What do you mean by ’ no loss weights means the model gets penalized for not predicting correctly pad tokens and probably it can get away with this).’ Can you explain how this penalization is related to loss weights?

Hi @Aaditya1

Let me explain with example from the previous week assignment. Here is a simple batch sample of 2:
image

If the loss is not “masked out” according to weights ([1, 1, 1, 0, 0, 0,…0]) then the model has to predict each 0 correctly. It’s not a very hard task (it’s easy to predict, that after 1, it’s always 0s) so that is why I say the model training can get away with this.
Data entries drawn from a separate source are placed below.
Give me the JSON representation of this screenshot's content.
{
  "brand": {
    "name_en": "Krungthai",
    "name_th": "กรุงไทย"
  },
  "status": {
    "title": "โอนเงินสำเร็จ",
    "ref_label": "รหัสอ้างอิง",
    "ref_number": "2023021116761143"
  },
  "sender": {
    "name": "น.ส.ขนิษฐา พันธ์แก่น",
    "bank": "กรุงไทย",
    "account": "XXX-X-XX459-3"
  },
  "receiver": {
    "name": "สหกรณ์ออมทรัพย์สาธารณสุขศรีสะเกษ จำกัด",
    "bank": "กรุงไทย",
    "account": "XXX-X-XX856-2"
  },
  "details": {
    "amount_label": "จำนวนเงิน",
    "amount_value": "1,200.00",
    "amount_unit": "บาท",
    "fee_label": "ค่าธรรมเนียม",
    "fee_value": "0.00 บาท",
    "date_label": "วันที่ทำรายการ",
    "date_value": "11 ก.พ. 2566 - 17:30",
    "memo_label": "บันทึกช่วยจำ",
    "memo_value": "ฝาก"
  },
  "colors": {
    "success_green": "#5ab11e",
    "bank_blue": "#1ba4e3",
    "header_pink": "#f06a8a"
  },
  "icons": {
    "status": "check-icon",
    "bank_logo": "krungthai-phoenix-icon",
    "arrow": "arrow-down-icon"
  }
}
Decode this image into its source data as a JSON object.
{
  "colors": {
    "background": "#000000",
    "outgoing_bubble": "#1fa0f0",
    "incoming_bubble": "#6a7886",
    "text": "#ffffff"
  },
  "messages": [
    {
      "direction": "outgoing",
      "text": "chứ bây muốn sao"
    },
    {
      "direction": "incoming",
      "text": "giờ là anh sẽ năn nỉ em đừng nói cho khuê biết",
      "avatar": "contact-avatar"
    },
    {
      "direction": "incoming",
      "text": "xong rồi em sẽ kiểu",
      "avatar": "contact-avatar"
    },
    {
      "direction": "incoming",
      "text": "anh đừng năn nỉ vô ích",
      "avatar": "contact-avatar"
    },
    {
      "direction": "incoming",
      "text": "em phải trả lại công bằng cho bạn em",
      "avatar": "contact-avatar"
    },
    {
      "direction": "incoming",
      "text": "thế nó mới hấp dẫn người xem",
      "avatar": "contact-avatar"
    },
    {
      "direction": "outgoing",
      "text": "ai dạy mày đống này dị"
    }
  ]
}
But the correct implementation should account for padded tokens and would not accumulate the loss where the mask is 0s.

In other words, the training updates model’s weights indistinguishably be it the token is 49 or 0 (but in reality we care more about 49 or 50 than 0s).

P.S. to check if this is true takes some time, and when I get the time (or someone else) then I could answer if this is the case - (if loss is calculated for padded tokens).

1 Like

Thanks a lot @arvyzukai , I got an intuition of what you are trying to explain, please let me know whenever you check for the case of loss being calculated for padded tokens.